The controversy over the telescope’s name took off in March 2021, when Prescod-Weinstein, Tuttle, Walkowicz and Nord published an opinion piece in Scientific American arguing for it to be renamed. NASA asked Odom to look for NASA records related to Webb and discriminatory practices. He found none, and in September 2021, NASA administrator Bill Nelson released a short statement saying the agency “had found no evidence at this time that warrants changing the name”. Following outrage from many astronomers, NASA announced that Odom and a contract historian would look more extensively into Webb’s activities, including when he was at the state department.
The new report focuses on two meetings during June 1950. In the first, President Harry Truman and Webb discussed whether to cooperate with Congressional investigators who were seeking information about state department employees. Following that strategy meeting, Webb met with Senator Clyde Hoey (D-N.C.) and several Truman advisers and passed Hoey “some material on the subject” of homosexuality that had been prepared by one of Webb’s co-workers. “To date, no available evidence directly links Webb to any actions emerging from this discussion,” Odom’s report states. Other employees at the state department had responsibility for following up. “Because of this, it is a sound conjecture that Webb played little role in the matter.”
The report also describes the 1963 firing of Clifford Norton, a NASA employee, for being gay. Webb was NASA administrator at the time. Norton sued the federal government over his firing and won, in a landmark 1969 civil-rights case. Odom says he found no evidence that Webb knew about Norton’s firing, and notes that it was the Civil Service Commission, not agencies such as NASA, that were charged with investigating and enforcing the policy against LGBT+ employees.

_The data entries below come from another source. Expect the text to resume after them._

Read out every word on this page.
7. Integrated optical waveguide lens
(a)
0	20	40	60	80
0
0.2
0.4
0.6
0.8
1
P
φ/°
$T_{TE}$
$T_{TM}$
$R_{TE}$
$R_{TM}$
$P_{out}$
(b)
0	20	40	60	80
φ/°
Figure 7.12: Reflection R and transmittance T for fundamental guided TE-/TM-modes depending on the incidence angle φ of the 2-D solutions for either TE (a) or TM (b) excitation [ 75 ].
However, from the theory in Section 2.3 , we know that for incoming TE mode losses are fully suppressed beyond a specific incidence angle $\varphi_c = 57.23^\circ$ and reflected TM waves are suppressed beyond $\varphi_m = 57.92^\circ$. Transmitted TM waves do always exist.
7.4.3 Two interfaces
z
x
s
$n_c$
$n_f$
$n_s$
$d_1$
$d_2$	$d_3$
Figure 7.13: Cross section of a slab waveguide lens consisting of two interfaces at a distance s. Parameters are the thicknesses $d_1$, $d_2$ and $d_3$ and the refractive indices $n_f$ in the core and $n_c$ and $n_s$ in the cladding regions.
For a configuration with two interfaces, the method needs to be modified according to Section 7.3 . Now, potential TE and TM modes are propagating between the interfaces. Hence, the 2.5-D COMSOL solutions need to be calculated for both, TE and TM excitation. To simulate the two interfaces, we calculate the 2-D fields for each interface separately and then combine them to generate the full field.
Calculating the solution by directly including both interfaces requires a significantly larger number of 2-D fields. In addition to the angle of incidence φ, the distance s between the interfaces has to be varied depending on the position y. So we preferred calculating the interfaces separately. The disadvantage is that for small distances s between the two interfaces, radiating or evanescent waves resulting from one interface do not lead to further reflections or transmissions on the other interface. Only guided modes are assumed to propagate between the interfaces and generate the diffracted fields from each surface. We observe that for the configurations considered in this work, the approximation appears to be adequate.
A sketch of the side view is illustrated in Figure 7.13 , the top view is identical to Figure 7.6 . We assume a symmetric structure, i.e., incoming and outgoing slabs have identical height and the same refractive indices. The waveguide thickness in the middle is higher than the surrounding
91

“Advancing full equality for LGBTQI+ Americans is a core value and priority for NASA,” the agency said in its 18 November statement. “Building a more inclusive future requires we honestly and openly confront our history, including the times when the federal government has fallen short of supporting LGBTQI+ communities.”
A discontent community
NASA has struggled with the politics surrounding the decision, internal e-mails show. Pressure for the agency to be more transparent about its deliberations and decisions has come from the Astrophysics Advisory Committee (APAC), an advisory panel for NASA from which Walkowicz resigned after the agency first declined to change the telescope’s name. As recently as 7 November the committee told NASA that the delays in releasing information about the Webb investigation “is both exasperating and a source of dismay for the community”. Committee chair Charles Woodward, an astronomer at the University of Minnesota in Minneapolis, told Nature that it took longer than expected, but that NASA’s report was responsive to community questions about Webb’s history. “They bring a resolution to something that’s been elusive,” he says.

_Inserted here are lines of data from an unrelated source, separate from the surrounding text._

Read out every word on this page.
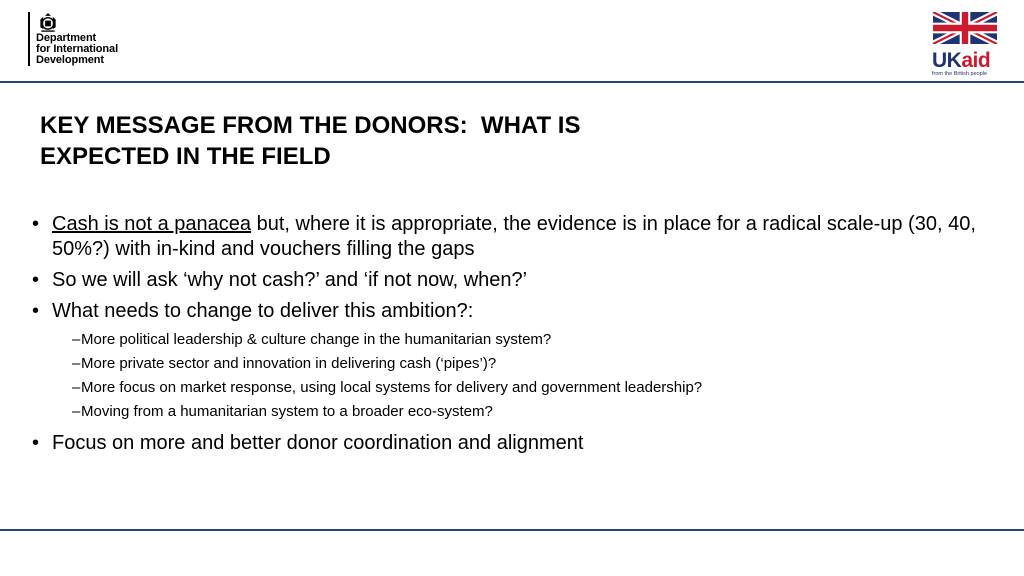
Department
for International
Development	UKaid
from the British people
KEY MESSAGE FROM THE DONORS:  WHAT IS
EXPECTED IN THE FIELD
• Cash is not a panacea but, where it is appropriate, the evidence is in place for a radical scale-up (30, 40, 50%?) with in-kind and vouchers filling the gaps
• So we will ask ‘why not cash?’ and ‘if not now, when?’
• What needs to change to deliver this ambition?:
– More political leadership & culture change in the humanitarian system?
– More private sector and innovation in delivering cash (‘pipes’)?
– More focus on market response, using local systems for delivery and government leadership?
– Moving from a humanitarian system to a broader eco-system?
• Focus on more and better donor coordination and alignment
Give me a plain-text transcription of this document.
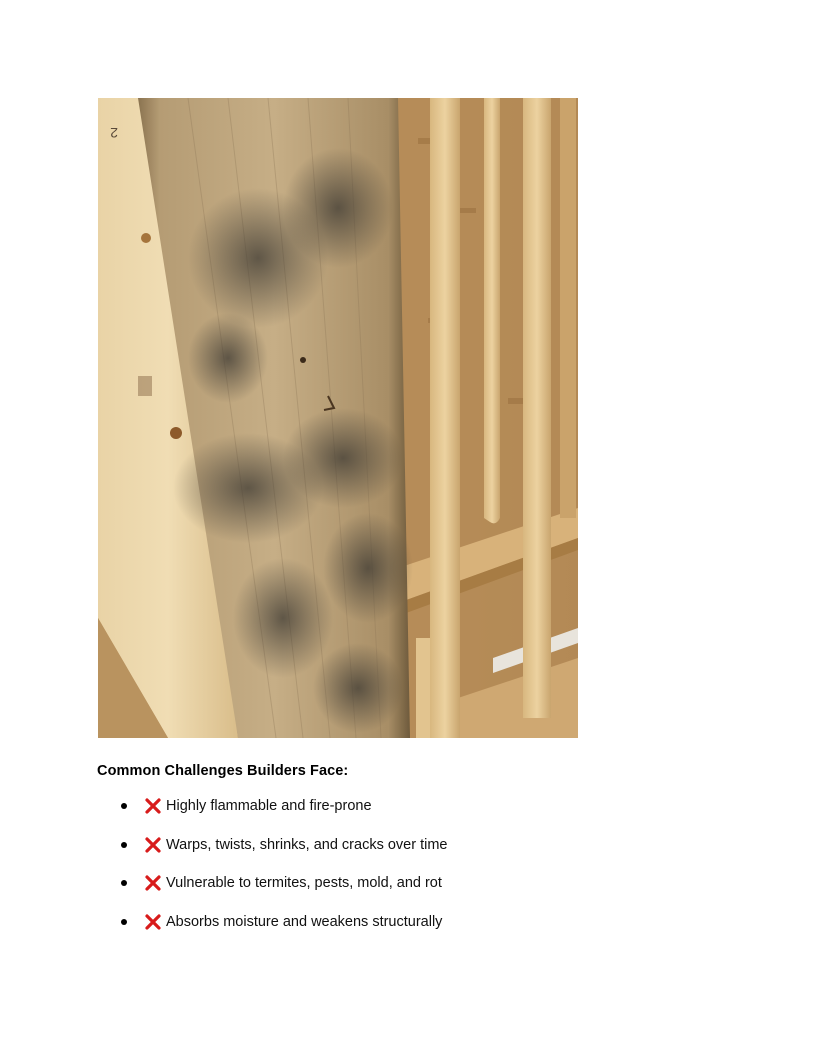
2
Common Challenges Builders Face:
Highly flammable and fire-prone
Warps, twists, shrinks, and cracks over time
Vulnerable to termites, pests, mold, and rot
Absorbs moisture and weakens structurally
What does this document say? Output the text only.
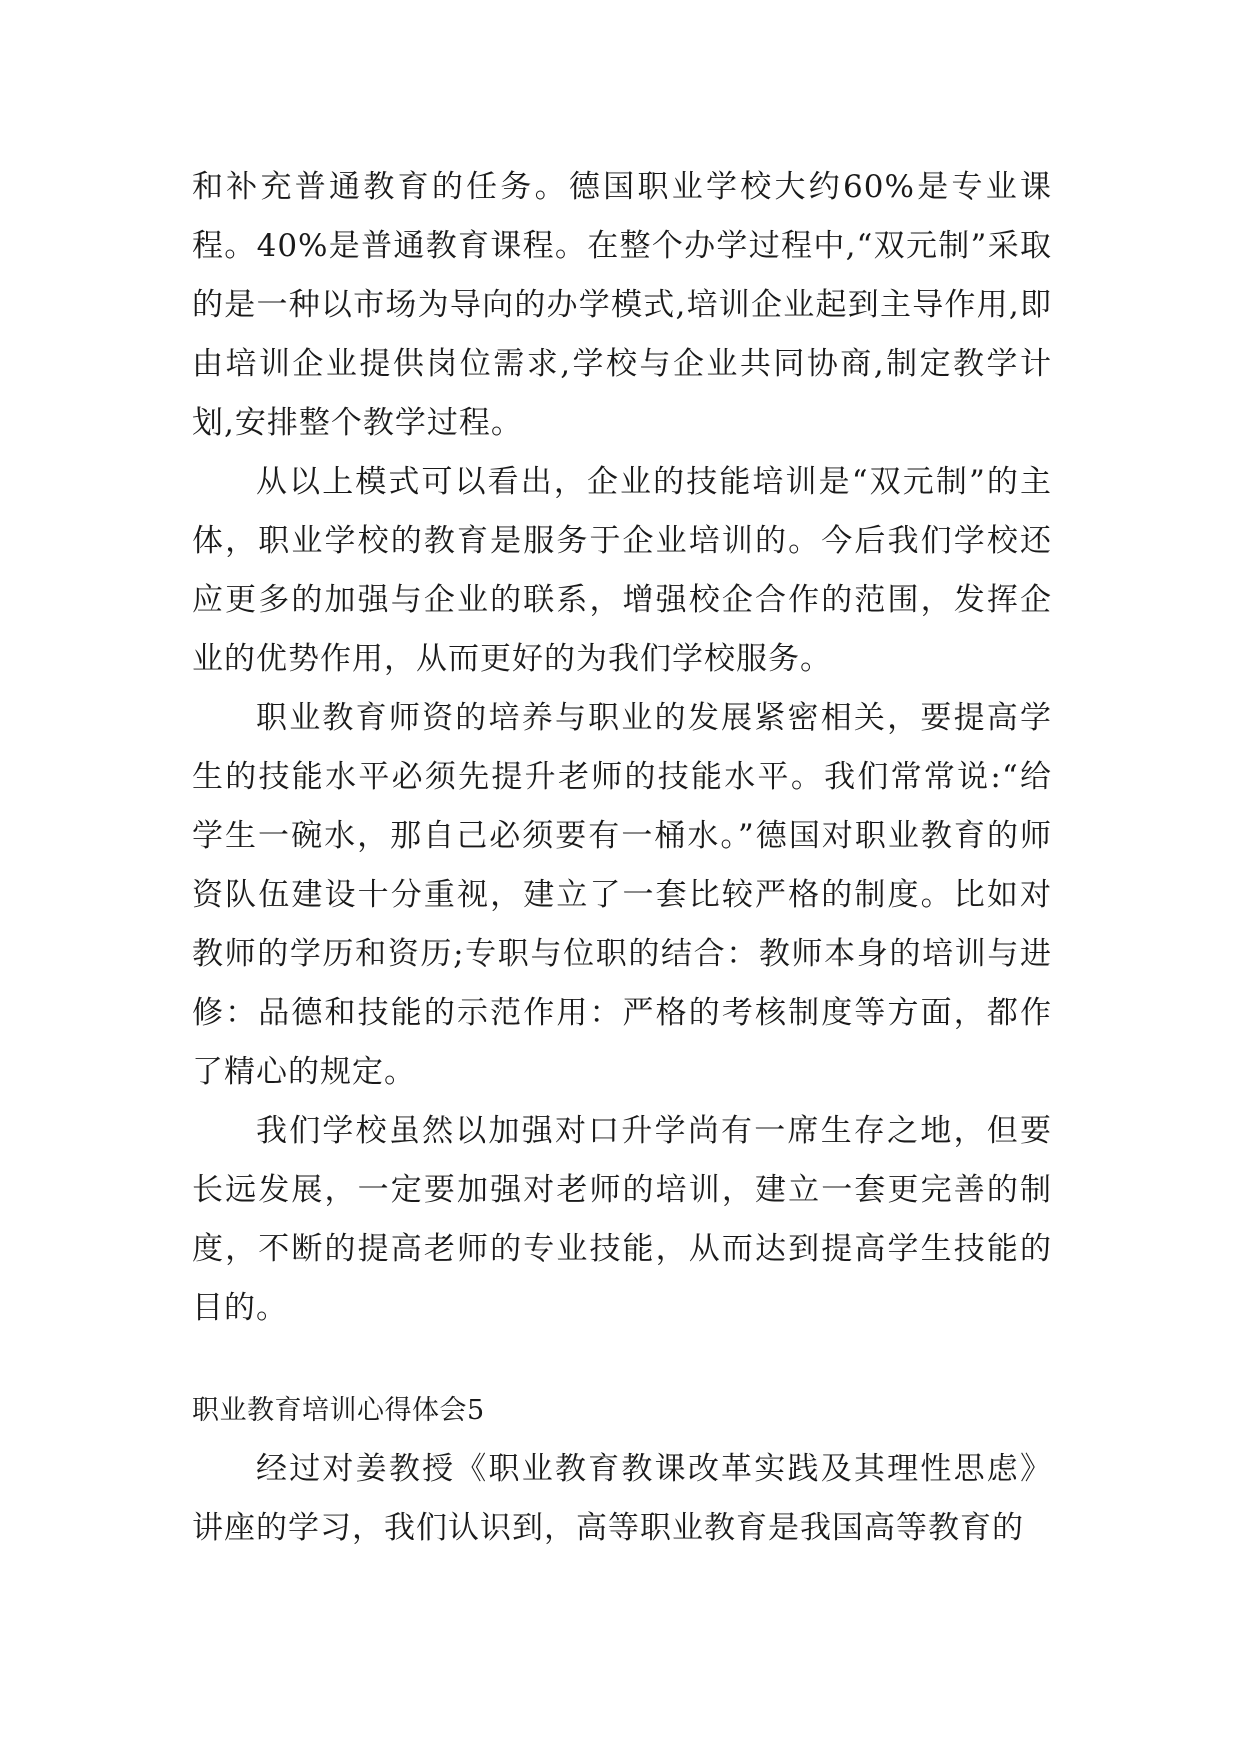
和补充普通教育的任务。德国职业学校大约60%是专业课程。40%是普通教育课程。在整个办学过程中,“双元制”采取的是一种以市场为导向的办学模式,培训企业起到主导作用,即由培训企业提供岗位需求,学校与企业共同协商,制定教学计划,安排整个教学过程。

从以上模式可以看出，企业的技能培训是“双元制”的主体，职业学校的教育是服务于企业培训的。今后我们学校还应更多的加强与企业的联系，增强校企合作的范围，发挥企业的优势作用，从而更好的为我们学校服务。

职业教育师资的培养与职业的发展紧密相关，要提高学生的技能水平必须先提升老师的技能水平。我们常常说:“给学生一碗水，那自己必须要有一桶水。”德国对职业教育的师资队伍建设十分重视，建立了一套比较严格的制度。比如对教师的学历和资历;专职与位职的结合：教师本身的培训与进修：品德和技能的示范作用：严格的考核制度等方面，都作了精心的规定。

我们学校虽然以加强对口升学尚有一席生存之地，但要长远发展，一定要加强对老师的培训，建立一套更完善的制度，不断的提高老师的专业技能，从而达到提高学生技能的目的。

职业教育培训心得体会5

经过对姜教授《职业教育教课改革实践及其理性思虑》讲座的学习，我们认识到，高等职业教育是我国高等教育的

Scientific societies have also brought pressure to bear. The Royal Astronomical Society has adopted a policy, at least temporarily, of exclusively using the JWST acronym in its publications, rather than the full name of the telescope. The American Astronomical Society (AAS) has announced it will not require JWST to be spelled out on first reference in its journals, a departure from its usual policy about acronyms.

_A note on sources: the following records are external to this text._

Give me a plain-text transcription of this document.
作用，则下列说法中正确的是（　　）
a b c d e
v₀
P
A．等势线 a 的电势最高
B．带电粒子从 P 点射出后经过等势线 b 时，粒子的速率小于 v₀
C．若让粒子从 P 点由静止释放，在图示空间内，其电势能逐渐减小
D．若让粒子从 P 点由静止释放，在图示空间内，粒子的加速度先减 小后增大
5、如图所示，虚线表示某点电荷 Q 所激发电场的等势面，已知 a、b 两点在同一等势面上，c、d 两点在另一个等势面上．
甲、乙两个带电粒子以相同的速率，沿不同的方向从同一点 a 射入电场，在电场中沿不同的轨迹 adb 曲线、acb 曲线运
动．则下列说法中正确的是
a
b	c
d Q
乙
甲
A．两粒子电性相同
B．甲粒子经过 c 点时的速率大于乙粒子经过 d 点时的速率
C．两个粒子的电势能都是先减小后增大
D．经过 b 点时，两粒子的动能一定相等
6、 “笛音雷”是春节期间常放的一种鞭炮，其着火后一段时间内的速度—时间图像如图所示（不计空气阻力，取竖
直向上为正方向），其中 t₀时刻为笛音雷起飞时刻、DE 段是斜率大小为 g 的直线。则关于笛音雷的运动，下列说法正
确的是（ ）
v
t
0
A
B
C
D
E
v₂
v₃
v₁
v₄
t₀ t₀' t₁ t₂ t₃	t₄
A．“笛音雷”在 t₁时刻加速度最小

The Webb historical investigation will probably be discussed at upcoming meetings of groups such as the AAS and the APAC. And this controversy has also had broader ramifications within NASA for how it will name objects going forward. The agency has reviewed and updated its internal guidance on naming missions and buildings, an agency spokesperson says. In the future it will convene a committee that includes a historian, and conduct “a thorough historical and legal review”, prior to choosing names.